Comme deuxième étape, il serait utile de distinguer, dans la gestion des flux migratoire et des migrations, ce qui relèverait des relations entre pays africains et pays arabes et ce qui relèverait des relations entre pays arabo-africains et d’autres pays et régions tels que les pays européens ou l’Amérique du nord.
A partir de là, et comme 3ème étape, puisque les pays arabo-africains sont maintenant, en dialogue permanent, il serait plus facile de mettre le doigt sur les difficultés et essayer de les hiérarchiser, essayer de les régler, selon un échéancier, en tant que partenaires, en tant que voisins et en tant que frères qui partagent une même histoire et un même destin.

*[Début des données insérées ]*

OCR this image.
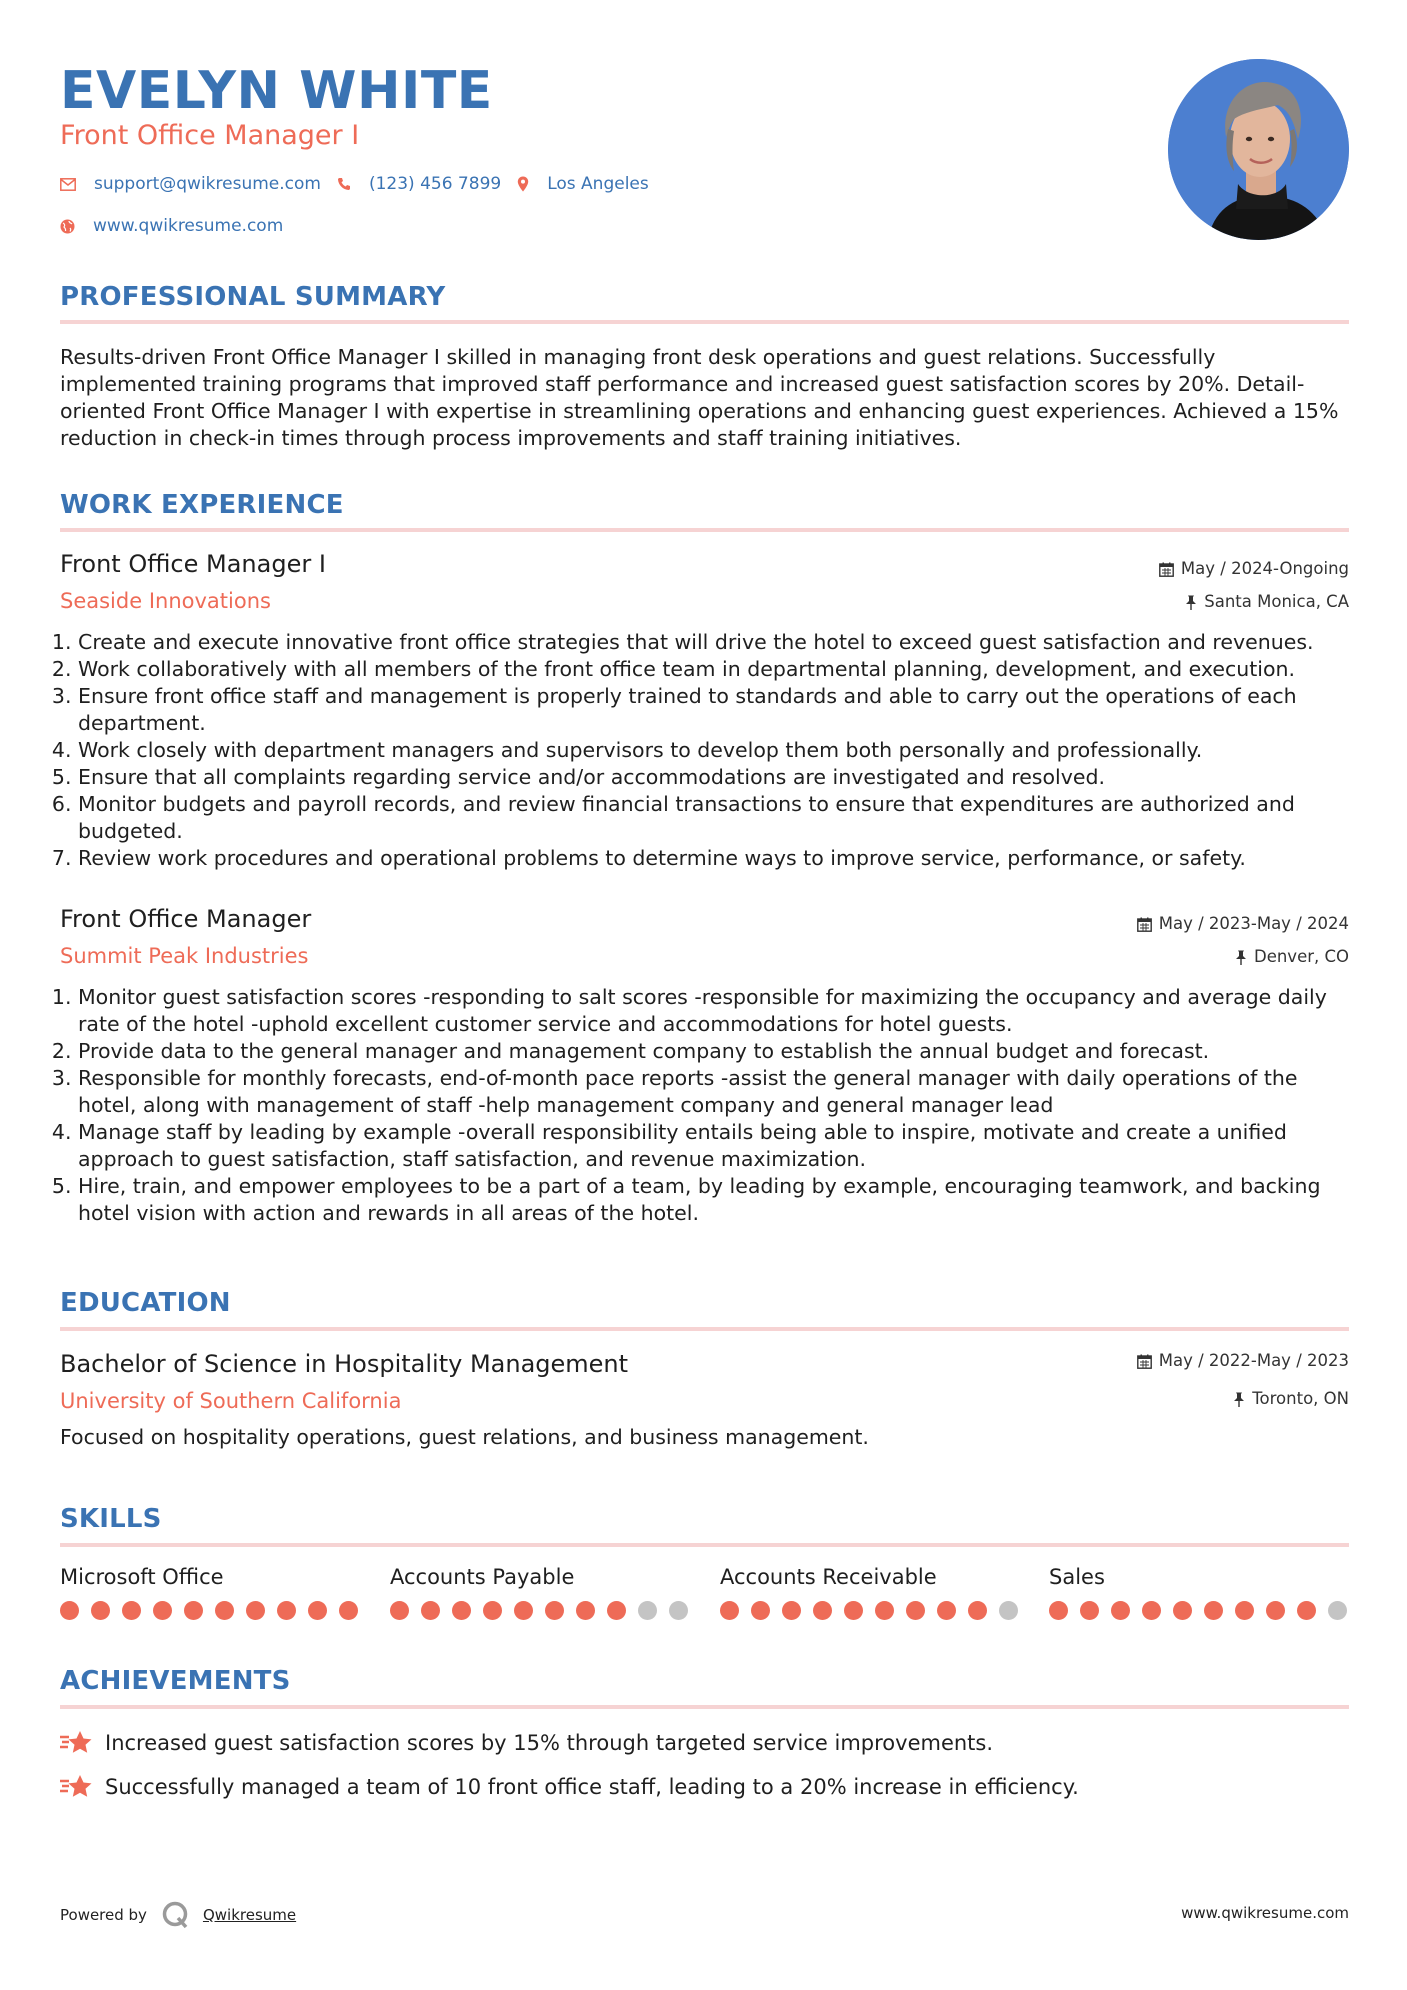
EVELYN WHITE
Front Office Manager I
support@qwikresume.com	(123) 456 7899	Los Angeles
www.qwikresume.com
PROFESSIONAL SUMMARY
Results-driven Front Office Manager I skilled in managing front desk operations and guest relations. Successfully implemented training programs that improved staff performance and increased guest satisfaction scores by 20%. Detail-oriented Front Office Manager I with expertise in streamlining operations and enhancing guest experiences. Achieved a 15% reduction in check-in times through process improvements and staff training initiatives.
WORK EXPERIENCE
Front Office Manager I	May / 2024-Ongoing
Seaside Innovations	Santa Monica, CA
1. Create and execute innovative front office strategies that will drive the hotel to exceed guest satisfaction and revenues.
2. Work collaboratively with all members of the front office team in departmental planning, development, and execution.
3. Ensure front office staff and management is properly trained to standards and able to carry out the operations of each department.
4. Work closely with department managers and supervisors to develop them both personally and professionally.
5. Ensure that all complaints regarding service and/or accommodations are investigated and resolved.
6. Monitor budgets and payroll records, and review financial transactions to ensure that expenditures are authorized and budgeted.
7. Review work procedures and operational problems to determine ways to improve service, performance, or safety.
Front Office Manager	May / 2023-May / 2024
Summit Peak Industries	Denver, CO
1. Monitor guest satisfaction scores -responding to salt scores -responsible for maximizing the occupancy and average daily rate of the hotel -uphold excellent customer service and accommodations for hotel guests.
2. Provide data to the general manager and management company to establish the annual budget and forecast.
3. Responsible for monthly forecasts, end-of-month pace reports -assist the general manager with daily operations of the hotel, along with management of staff -help management company and general manager lead
4. Manage staff by leading by example -overall responsibility entails being able to inspire, motivate and create a unified approach to guest satisfaction, staff satisfaction, and revenue maximization.
5. Hire, train, and empower employees to be a part of a team, by leading by example, encouraging teamwork, and backing hotel vision with action and rewards in all areas of the hotel.
EDUCATION
Bachelor of Science in Hospitality Management	May / 2022-May / 2023
University of Southern California	Toronto, ON
Focused on hospitality operations, guest relations, and business management.
SKILLS
Microsoft Office	Accounts Payable	Accounts Receivable	Sales
ACHIEVEMENTS
Increased guest satisfaction scores by 15% through targeted service improvements.
Successfully managed a team of 10 front office staff, leading to a 20% increase in efficiency.
Powered by	Qwikresume	www.qwikresume.com
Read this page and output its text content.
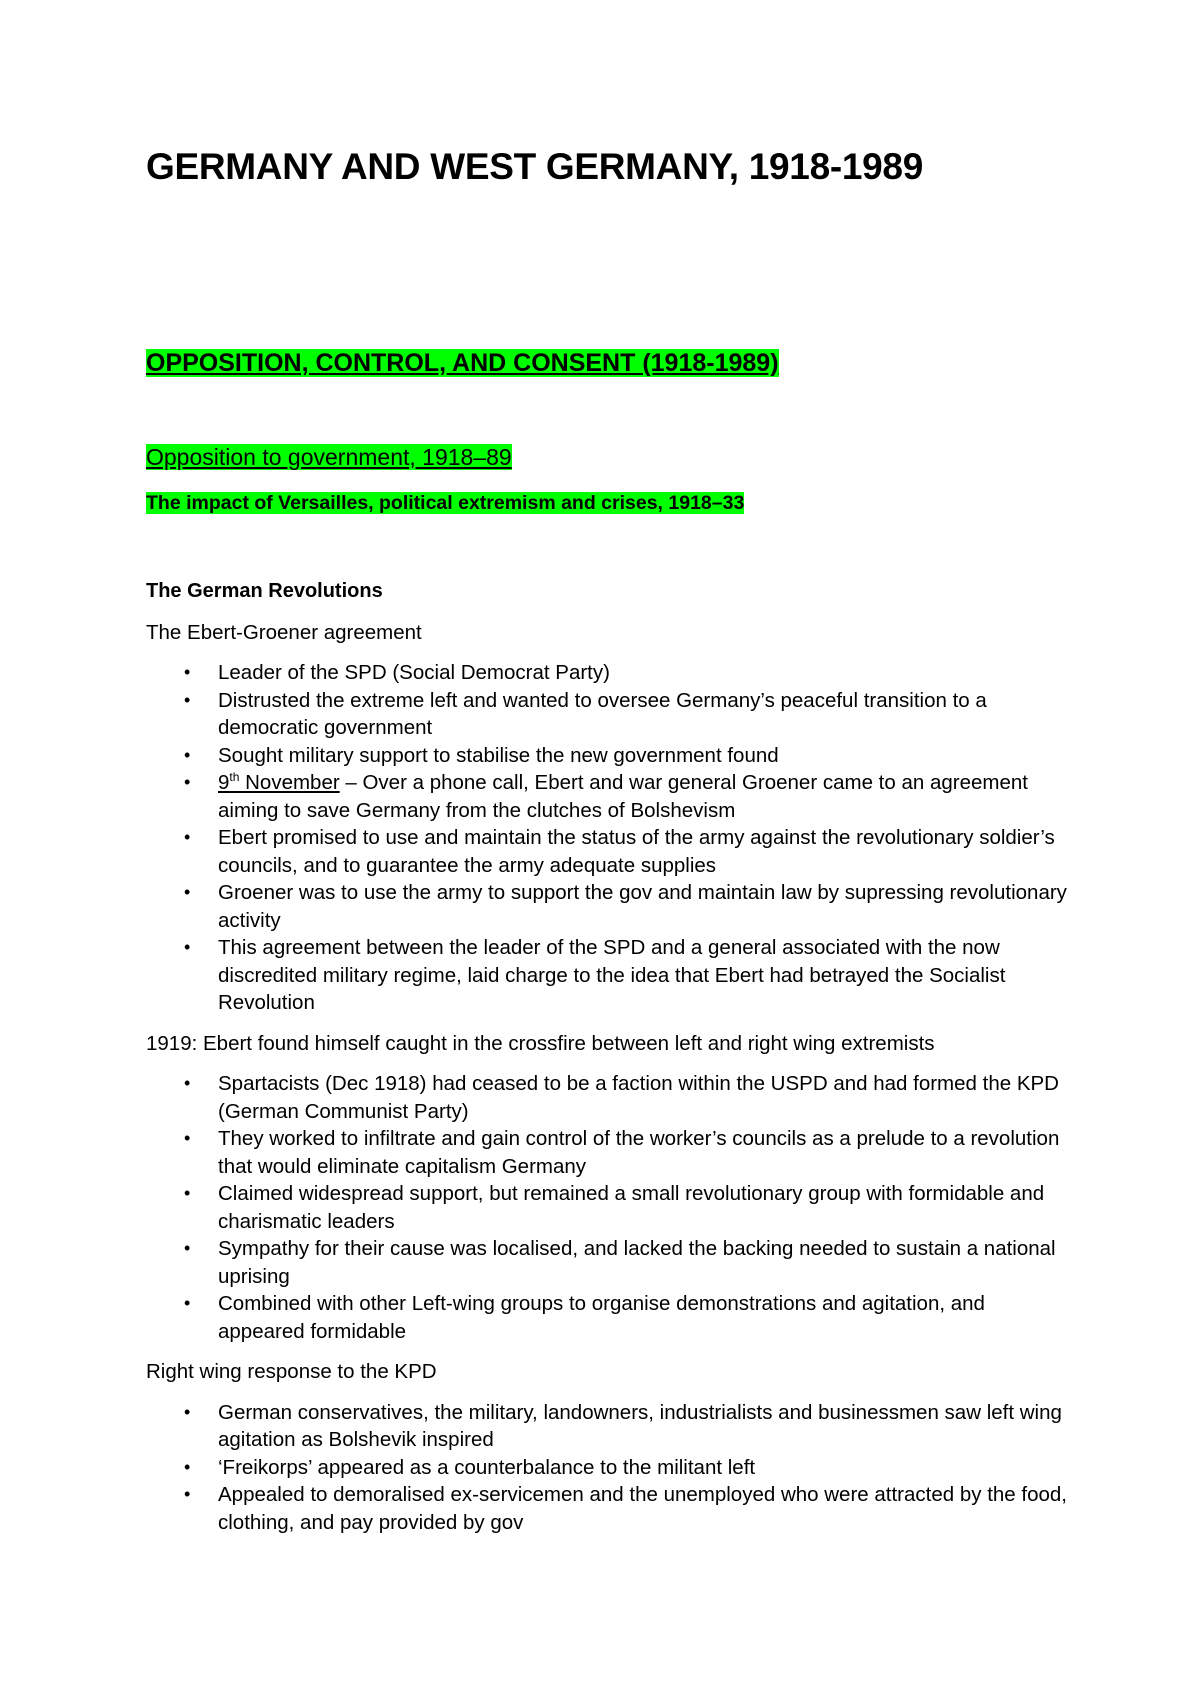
GERMANY AND WEST GERMANY, 1918-1989
OPPOSITION, CONTROL, AND CONSENT (1918-1989)
Opposition to government, 1918–89
The impact of Versailles, political extremism and crises, 1918–33

The German Revolutions

The Ebert-Groener agreement

• Leader of the SPD (Social Democrat Party)
• Distrusted the extreme left and wanted to oversee Germany’s peaceful transition to a democratic government
• Sought military support to stabilise the new government found
• 9th November – Over a phone call, Ebert and war general Groener came to an agreement aiming to save Germany from the clutches of Bolshevism
• Ebert promised to use and maintain the status of the army against the revolutionary soldier’s councils, and to guarantee the army adequate supplies
• Groener was to use the army to support the gov and maintain law by supressing revolutionary activity
• This agreement between the leader of the SPD and a general associated with the now discredited military regime, laid charge to the idea that Ebert had betrayed the Socialist Revolution

1919: Ebert found himself caught in the crossfire between left and right wing extremists

• Spartacists (Dec 1918) had ceased to be a faction within the USPD and had formed the KPD (German Communist Party)
• They worked to infiltrate and gain control of the worker’s councils as a prelude to a revolution that would eliminate capitalism Germany
• Claimed widespread support, but remained a small revolutionary group with formidable and charismatic leaders
• Sympathy for their cause was localised, and lacked the backing needed to sustain a national uprising
• Combined with other Left-wing groups to organise demonstrations and agitation, and appeared formidable

Right wing response to the KPD

• German conservatives, the military, landowners, industrialists and businessmen saw left wing agitation as Bolshevik inspired
• ‘Freikorps’ appeared as a counterbalance to the militant left
• Appealed to demoralised ex-servicemen and the unemployed who were attracted by the food, clothing, and pay provided by gov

Il serait plus facile, grâce à ce dialogue permanent, de régler les différentes situations entre les pays arabes et les pays africains.
En même temps, j’arrive à la 4ème étape, il faudrait mettre en place une stratégie, de communication et de dialogue, en tant que pays arabo-africains, avec les autres pays qui accueillent des migrants arabo-africains. On est toujours d’avantages gagnant quand on part aux négociations, de façon groupée, concertée et surtout bien informés.
Aujourd’hui, un pays tout seul, ne pourra pas élaborer une bonne politique migratoire basée sur le droit. La migration devient une question régionale. Et donc, c’est nécessaire de réfléchir dans une dimension régionale, voire internationale les politiques migratoires arabo-africaines.
Permettez-moi maintenant, d’aborder les nouvelles formes migratoires qui se développent aujourd’hui et plus particulièrement ce que l’on appelle aujourd’hui, le concept de migration circulaire, élaboré récemment certains pays d’accueil.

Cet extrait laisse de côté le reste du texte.